Hibiscus rosa-sinensis — the showy mallow of Pacific gardens, the Hawaiian state flower, the source of the deep red sorrel tea sold across West Africa as bissap. The color refers to a fully open hibiscus petal at midday: a hot, slightly magenta red with the velvet texture of a single-day bloom. By evening the same flower has wilted; by morning it's gone.

Closest matches

The nearest named color in three reference sources, ranked by perceptual distance (ΔE76 in CIELAB). ΔE < 1 is imperceptible to most viewers; ΔE > 10 is clearly different. When two sources point to the same hex they’re merged into one tile; click any to open that color’s page.

Variations

Click any swatch to explore

Harmonies

Accessibility

Color-vision simulation

How this color appears to viewers with the four major color-vision-deficiency types. Computed via the Machado (2009) physiologically-based model. If a tile matches the original, the color reads the same to that viewer.

#ef4533
Original
#786c2f
Protanopia
#a2912b
Deuteranopia
#ff0042
Tritanopia
#686868
Achromatopsia
WCAG contrast

The color used as foreground text against pure white and pure black, with the contrast ratio and WCAG 2.1 grade. Aim for AA (4.5:1) for body text and AA Large (3:1) for 18 pt+ headlines; AAA (7:1) is the gold standard for long-form reading surfaces.
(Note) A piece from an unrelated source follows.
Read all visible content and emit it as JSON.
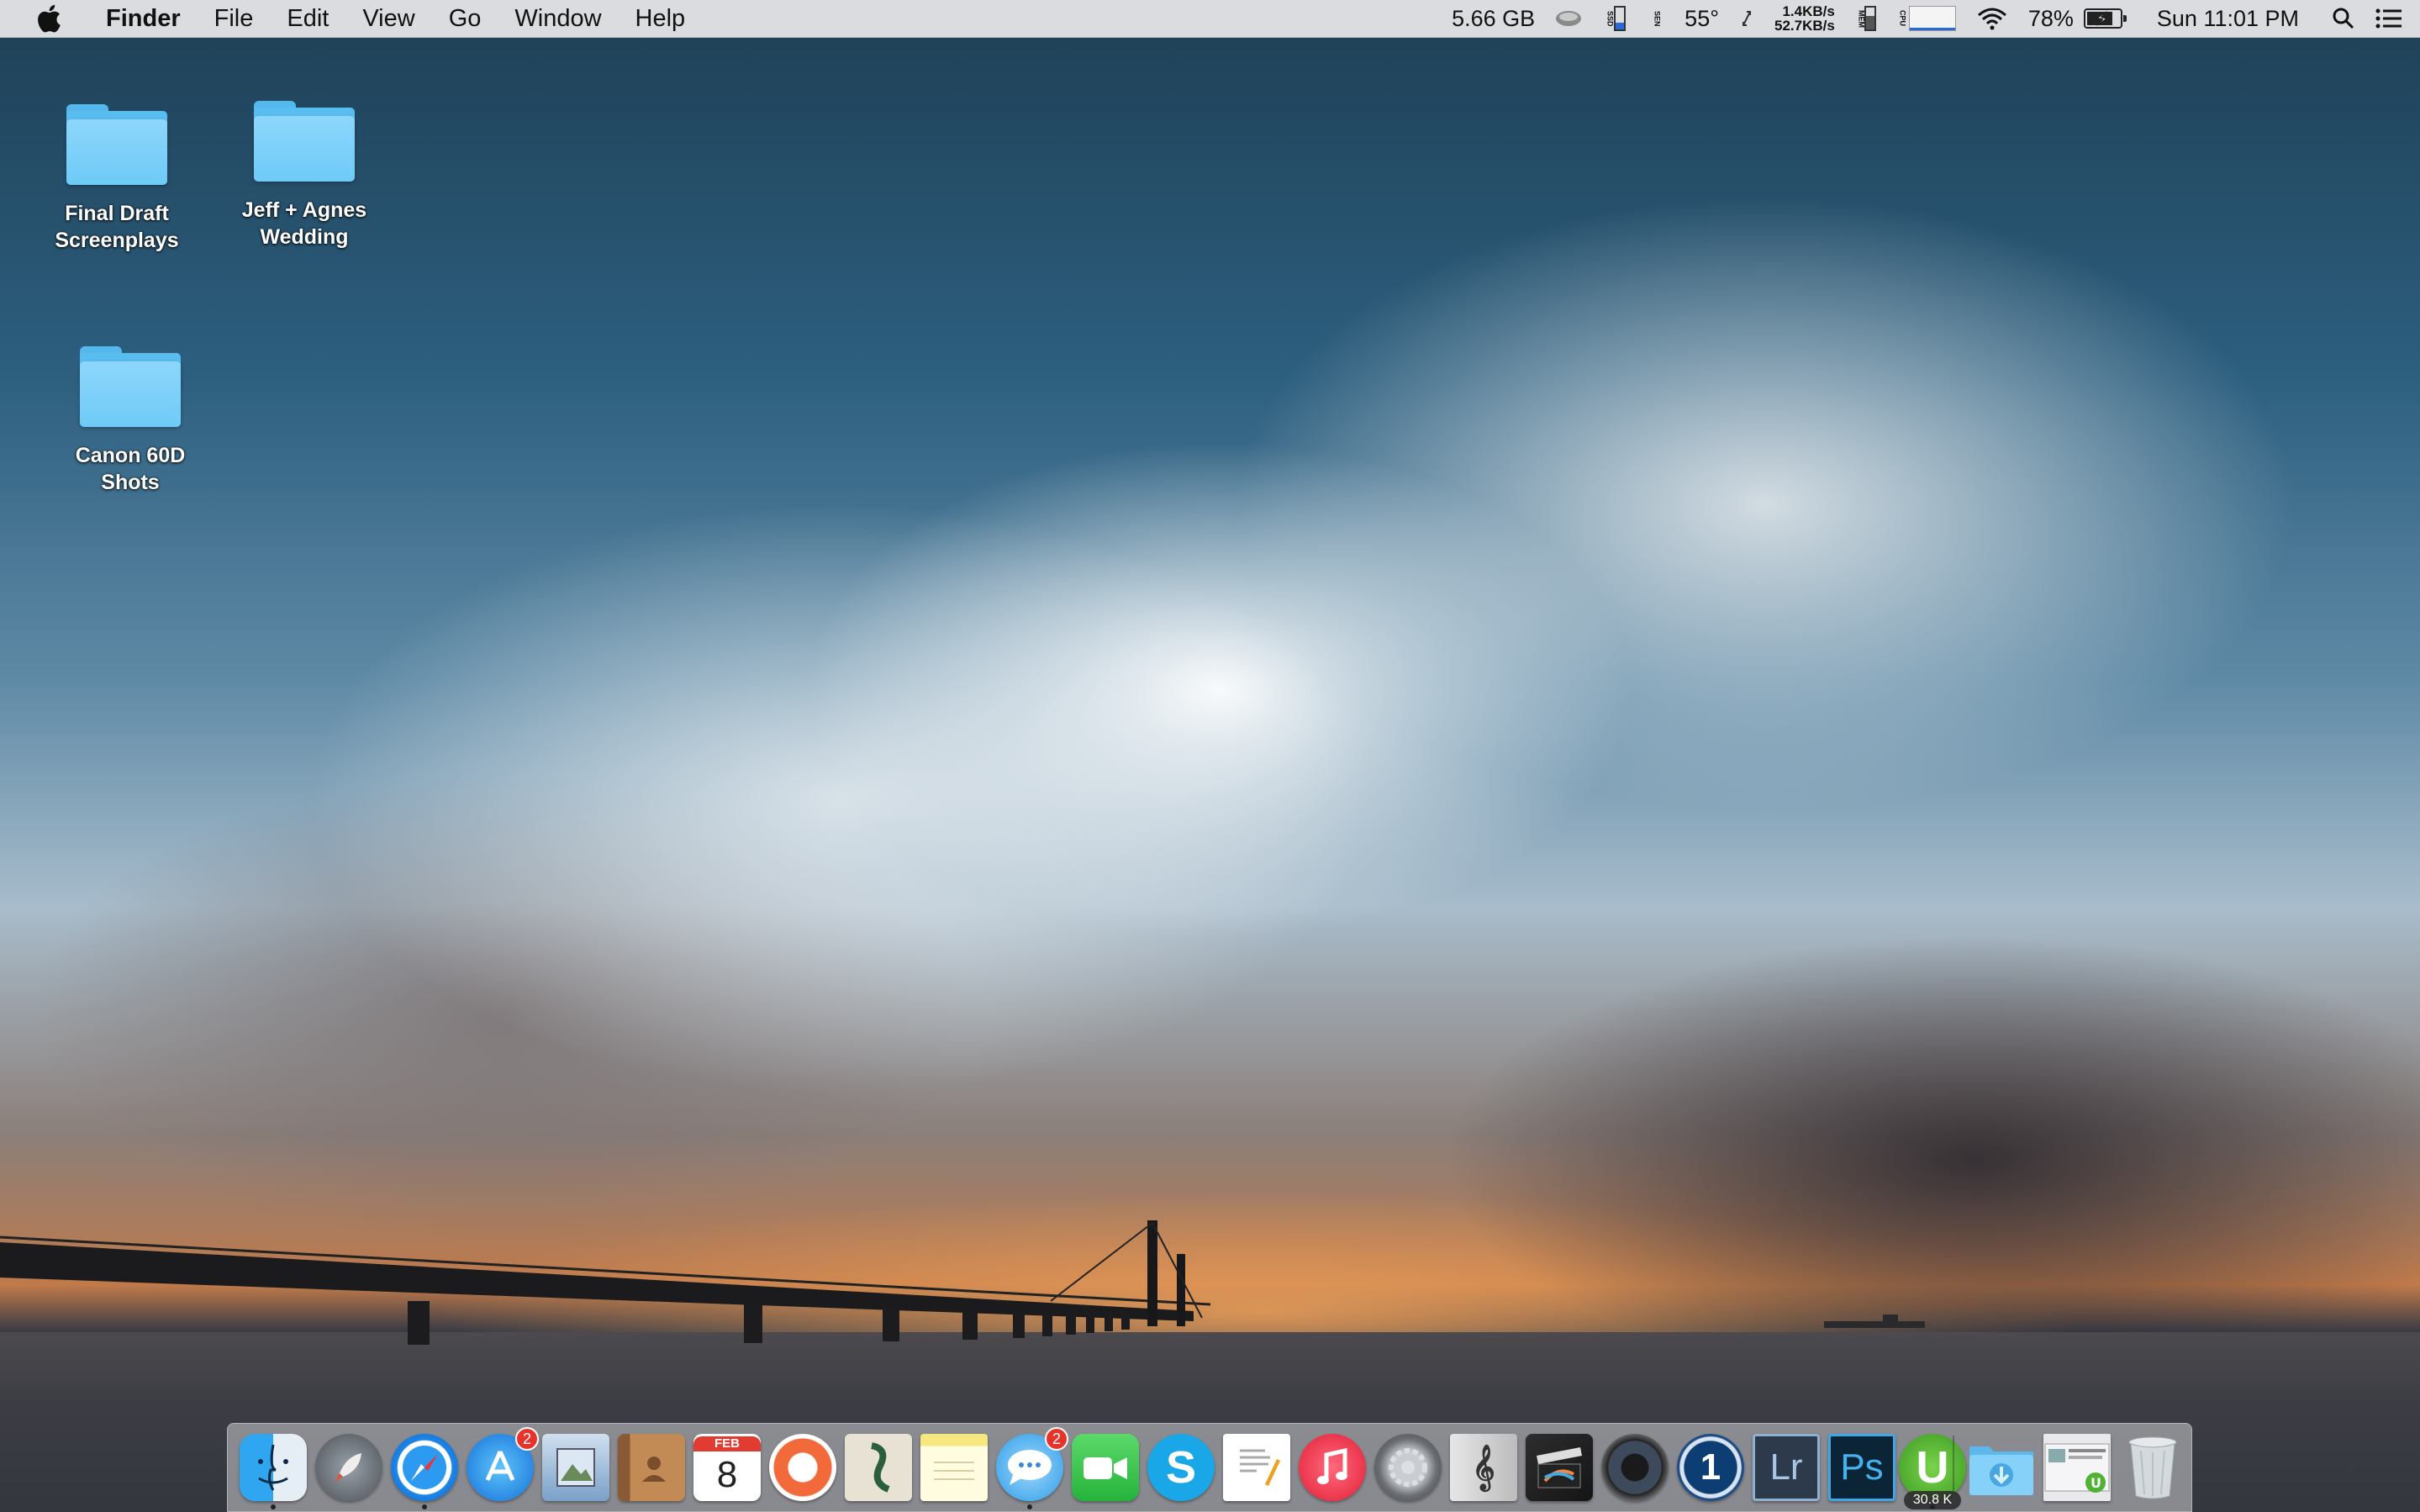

The quick brown foxSample body text at normal size. The wcag minimum for body contrast is 4.5:1 (AA) or 7:1 (AAA).
AA Largeon White
3.77:1
The quick brown foxSample body text at normal size. The wcag minimum for body contrast is 4.5:1 (AA) or 7:1 (AAA).
AAon Black
5.57:1

Wide gamut

Display P3 representation

The CSS Color 4 wide-gamut form of this color. Both swatches render the same color on every display — the P3 form only diverges from sRGB when a designer pushes channels outside sRGB's reach.

sRGB hex
sRGB hex
##EF4533
Display P3
Display P3
color(display-p3 0.8653 0.3249 0.2458)
P3 has visible headroomOKLCH chroma 0.209

This color is chromatic enough that authoring it as P3 native (instead of clamping to sRGB) gives a perceptibly more saturated render on wide-gamut displays — modern Macs, iPhones, iPads, and most recent OLED laptops.